Aqueles que nunca tentam ainda subestimam as catástrofes da derrota, e os que falharam superestimam os confortos da covardia. Perder é horrível, falhar é cabuloso, acovardar-se é detestável, não viver por medo de errar o tornará um velho amargo.
Sou especialista em ambas as coisas porque tenho um longo histórico de covardias alternadas com falhas e sucessos de vários tamanhos. Aos quarenta e seis anos posso dizer com certeza de que não há pior ou melhor, sempre que enfrentar uma escolha difícil, falhar ou fugir será igualmente dolorido, só mudará o tipo de dor. Com o tempo aprendemos que dor é dor, não importa onde dói.
Lamento ter me acovardado em situações simples da vida, como o dia em que os colegas de classe, em 1989, fizeram planos de sair na hora do intervalo e irem à Feira de Santa Rita, na praça a dois quilômetros da escola. Metade da turma foi, inclusive a menina que eu gostava. Eu não: fiquei para os dois horários extras e ela, nesse dia, começou a namorar outro cara. Nunca mais a tive depois disso. Nossos destinos se separaram de maneira irremediável.

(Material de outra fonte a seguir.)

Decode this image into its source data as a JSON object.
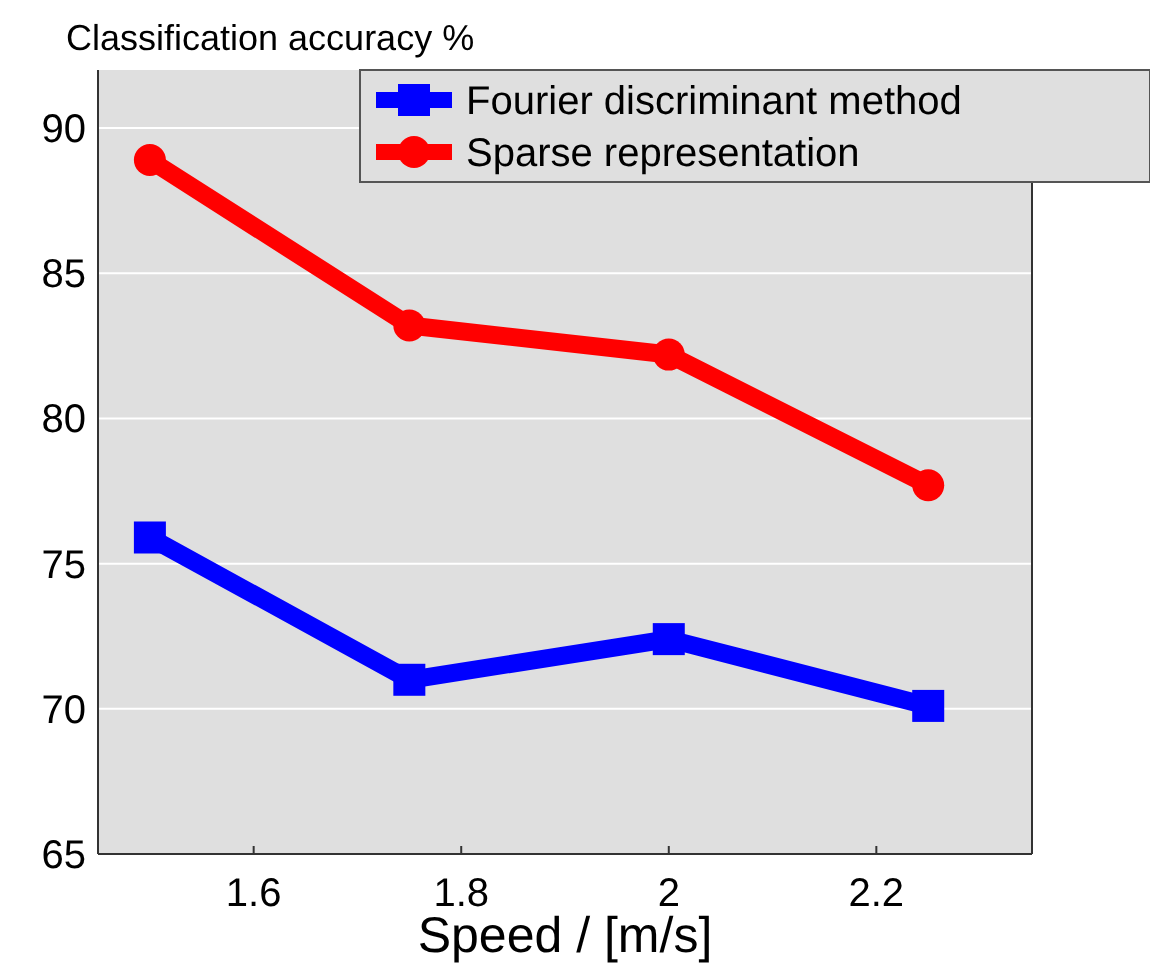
{
  "chart_data": {
    "type": "line",
    "ylabel": "Classification accuracy %",
    "xlabel": "Speed / [m/s]",
    "x": [
      1.5,
      1.75,
      2,
      2.25
    ],
    "series": [
      {
        "name": "Fourier discriminant method",
        "color": "#0000ff",
        "marker": "square",
        "values": [
          75.9,
          71.0,
          72.4,
          70.1
        ]
      },
      {
        "name": "Sparse representation",
        "color": "#ff0000",
        "marker": "circle",
        "values": [
          88.9,
          83.2,
          82.2,
          77.7
        ]
      }
    ],
    "xlim": [
      1.45,
      2.35
    ],
    "xticks": [
      1.6,
      1.8,
      2,
      2.2
    ],
    "ylim": [
      65,
      92
    ],
    "yticks": [
      65,
      70,
      75,
      80,
      85,
      90
    ],
    "grid": "y",
    "legend": "top right",
    "line_style": "solid"
  }
}
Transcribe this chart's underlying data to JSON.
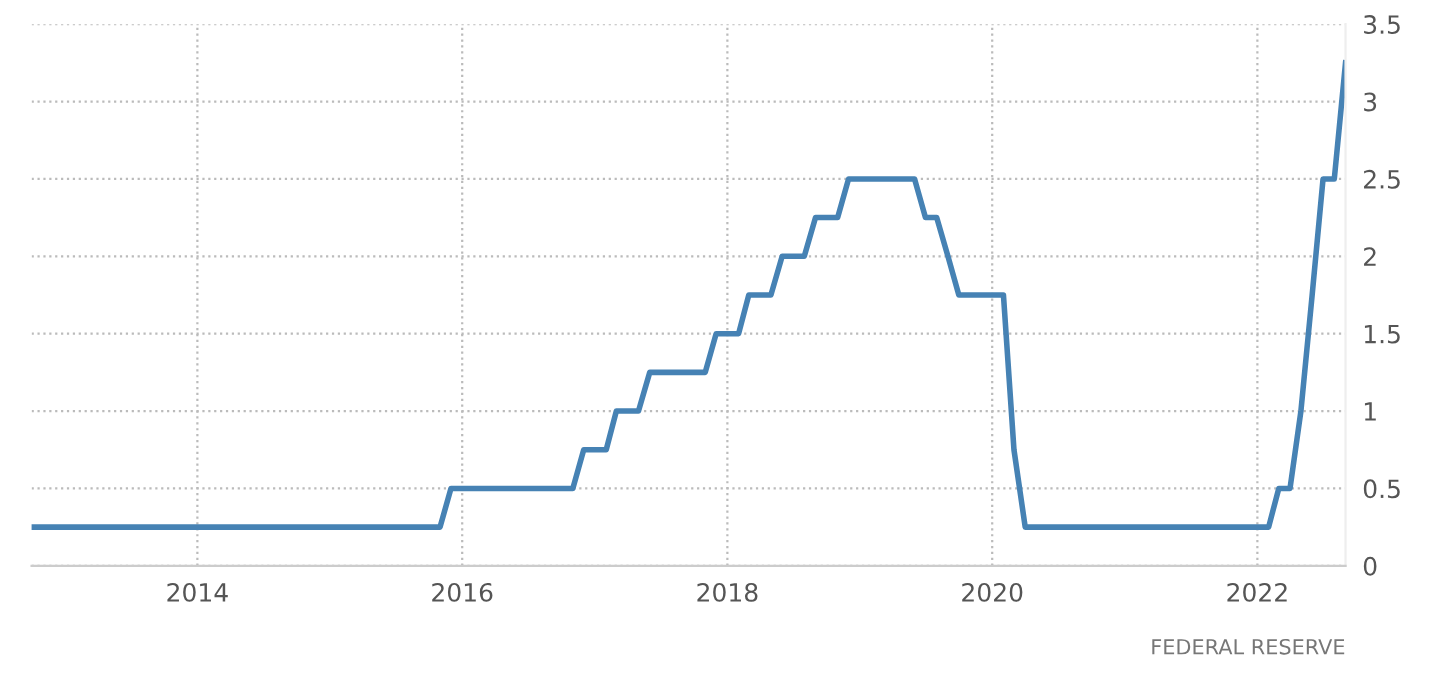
{
  "chart_data": {
    "type": "line",
    "x": [
      "2012-10",
      "2015-11",
      "2015-12",
      "2016-11",
      "2016-12",
      "2017-02",
      "2017-03",
      "2017-05",
      "2017-06",
      "2017-11",
      "2017-12",
      "2018-02",
      "2018-03",
      "2018-05",
      "2018-06",
      "2018-08",
      "2018-09",
      "2018-11",
      "2018-12",
      "2019-06",
      "2019-07",
      "2019-08",
      "2019-09",
      "2019-10",
      "2020-02",
      "2020-03",
      "2020-04",
      "2022-02",
      "2022-03",
      "2022-04",
      "2022-05",
      "2022-06",
      "2022-07",
      "2022-08",
      "2022-09"
    ],
    "series": [
      {
        "color": "#4682b4",
        "values": [
          0.25,
          0.25,
          0.5,
          0.5,
          0.75,
          0.75,
          1.0,
          1.0,
          1.25,
          1.25,
          1.5,
          1.5,
          1.75,
          1.75,
          2.0,
          2.0,
          2.25,
          2.25,
          2.5,
          2.5,
          2.25,
          2.25,
          2.0,
          1.75,
          1.75,
          0.75,
          0.25,
          0.25,
          0.5,
          0.5,
          1.0,
          1.75,
          2.5,
          2.5,
          3.25
        ]
      }
    ],
    "xlim": [
      "2012-10",
      "2022-09"
    ],
    "xticks": [
      {
        "value": "2014",
        "label": "2014"
      },
      {
        "value": "2016",
        "label": "2016"
      },
      {
        "value": "2018",
        "label": "2018"
      },
      {
        "value": "2020",
        "label": "2020"
      },
      {
        "value": "2022",
        "label": "2022"
      }
    ],
    "ylim": [
      0,
      3.5
    ],
    "yticks": [
      0,
      0.5,
      1,
      1.5,
      2,
      2.5,
      3,
      3.5
    ],
    "grid": true,
    "marker": "none",
    "line_style": "solid",
    "annotations": [
      "FEDERAL RESERVE"
    ]
  }
}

Lamento ter me acovardado ao tomar posse em meu primeiro emprego: pedi para ficar perto de casa em vez de pedir para ir para uma filial distante, cortar o umbigo de uma vez. Fiquei junto da família e mantive o pé de meu espírito preso às preocupações de casa. Agora, na quinta-feira da vida, lamento não ter sido ousado quando podia — e agora já não posso.
Lamento não ter sido mais corajoso em dois ou três relacionamentos que teriam sido muito felizes, tanto quanto lamento ter insistido em outros que deram errado. Abandonei quem me amava e persegui amores impassíveis.
Lamento ter abandonado a faculdade de história em 1993 e ter retornado em 1994 — devia ter aproveitado a oportunidade e feito Letras. Talvez devesse ter adiado por uns anos e investido na carreira. Não fez diferença, pois só fiz pós-graduação em 2005.
Lamento ter investido a grana da minha indenização em um curso de espanhol, em vez de ter comprado vacas. Tornei-me um professor desempregado um ano depois, em vez de um bem-sucedido pecuarista, sucessor do negócio da família. Hoje meu pai está idoso e perto de morrer e a terra que explorava ficará abandonada.
Lamento ter magoado muitos amigos e namoradas através de atitudes impensadas, tanto quanto lamento os ter magoado por não ter tomado as atitudes que devia. Lamento por Luciene, que deixou um bilhete apaixonado entre as folhas do meu caderno no último dia de aula do primário, quando já sabia que eu mudaria de classe no ano seguinte. Fiquei anos sem abrir aquele caderno e só soube da paixão dela por mim — ela que eu achava tão linda — depois que ela já era casada e mãe de filhos.
Lamento não ter dado continuidade ao meu processo de emigração para a Nova Zelândia em 2001, embora eu talvez lamentasse ter emigrado e me afastado de meu país. Hoje as portas da emigração estão estreitas e não cabem um sujeito de 46 anos em meio a uma crise mundial de refugiados.
A vida é feita de erros e acertos. Você não tem como acertar todas as vezes, mas não vai errar sempre, a menos que seja um incompetente teimoso e sem humildade. Afora esses arrependimentos que listei, tenho muitos sucessos que não dão crônica, dos quais não gosto de falar. Mineiramente, prefiro preservar o anonimato das coisas que me dão prazer, mesmo depois que terminam, porque sempre se pode voltar ao abrigo antigo.
Meu conselho é que escolha bem quais batalhas vale a pena lutar. Mesmo esta escolha vai falhar certas vezes. O arrependimento é um fato da vida. Todo mundo que diz não ter arrependimentos é porque está mentindo ou tem pouca imaginação para pensar em outras possibilidades.